I have shown him old rough-cuts of video, articles, photos but the crunch came when I was asked to remember and think and put it all together in words to be recorded. Its hard. I remember so many moments and so many people, but the chronology- that’s another matter. I don’t even know who owns some of the footage I produced or some of the photos I have kept – can I publish them, or not? Who knew I was the only person with an old VHS copy of a 90 minute rough cut of the Red Wedge Tour?

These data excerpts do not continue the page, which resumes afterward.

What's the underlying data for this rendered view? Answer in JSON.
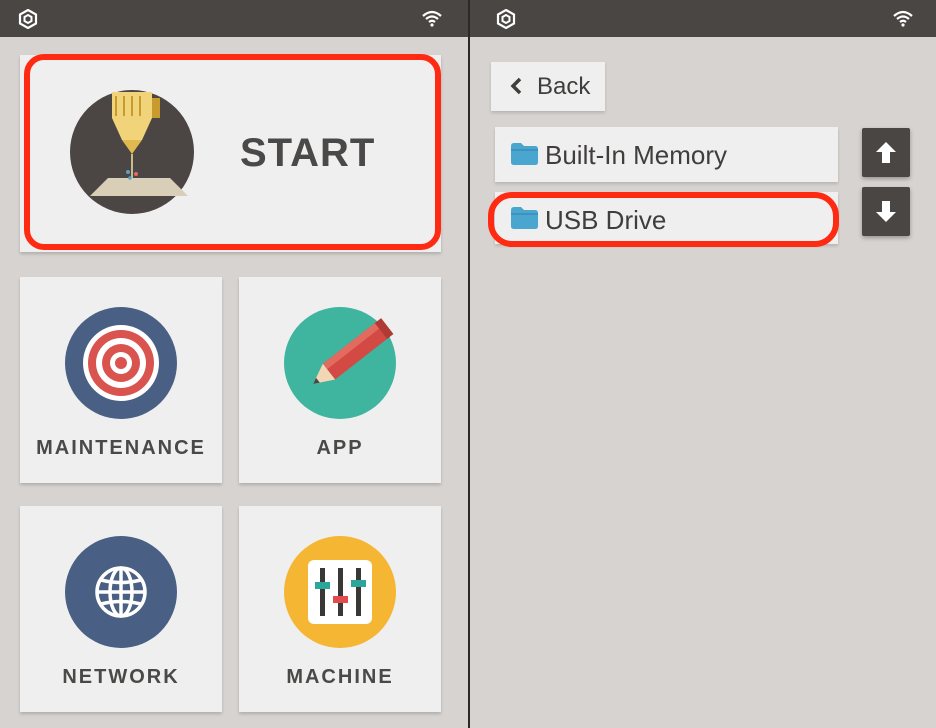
{
  "left_panel": {
    "start": {
      "label": "START",
      "icon": "3d-printer-nozzle-icon"
    },
    "tiles": [
      {
        "label": "MAINTENANCE",
        "icon": "target-icon"
      },
      {
        "label": "APP",
        "icon": "pencil-icon"
      },
      {
        "label": "NETWORK",
        "icon": "globe-icon"
      },
      {
        "label": "MACHINE",
        "icon": "sliders-icon"
      }
    ]
  },
  "right_panel": {
    "back": {
      "label": "Back",
      "icon": "chevron-left-icon"
    },
    "storage_items": [
      {
        "label": "Built-In Memory",
        "icon": "folder-icon"
      },
      {
        "label": "USB Drive",
        "icon": "folder-icon"
      }
    ],
    "scroll_controls": {
      "up_icon": "arrow-up-icon",
      "down_icon": "arrow-down-icon"
    }
  },
  "status_bar": {
    "logo_icon": "brand-logo-icon",
    "wifi_icon": "wifi-icon"
  },
  "colors": {
    "status_bar": "#4a4644",
    "tile_bg": "#efefef",
    "panel_bg": "#d7d3d0",
    "highlight": "#ff2a12",
    "folder": "#4aa6cf",
    "start_icon_bg": "#4b4643",
    "maintenance_icon_bg": "#4a5f84",
    "app_icon_bg": "#3fb5a0",
    "network_icon_bg": "#4a5f84",
    "machine_icon_bg": "#f4b633"
  }
}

We talked about the setting up of Red Wedge and how I got involved. Why set up a video group at all to make a video diary of the tour? The growth of independent film and video in the context of the new Channel 4. How Red Wedge did or didn’t relate to Artists Against Apartheid. How did I end up in Senegal simultaneously interpreting on stage at a gig for 60,000 Youth with Harlem Desir of SOS Racism which was linked to Paris and New York? What was it like making Jerusalem with Paul Weller and the Style Council and did I really know what it was about? Were you hurt by all the criticism of the film? Were the band? What did I do during the AAA concert on Clapham Common, where was I during the show? Why did I go to Naples with Red Wedge and etc Of course I was asked a lot about the experience of the tour and everyone on it but mainly during this interview a series of flashes of memory and sensations, feelings and conversations and a lot of fun. And actually just how well everyone got on and got the job done. I remember seeing Elvis Costello sing Shipbuilding in a community hall in Newcastle – and that is something I shall never forget.
This frontier of interview , oral history , history and memory is the territory of my work about the BBC at present. But its hard at the moment not to get sidetracked into my own memories of the me before the BBC. I still need to work out some sequencing. But being asked why there is no footage of the Smiths playing at our gig in Newcastle has really put me on the spot!
I’ll post photos just as soon as I track the photographer down.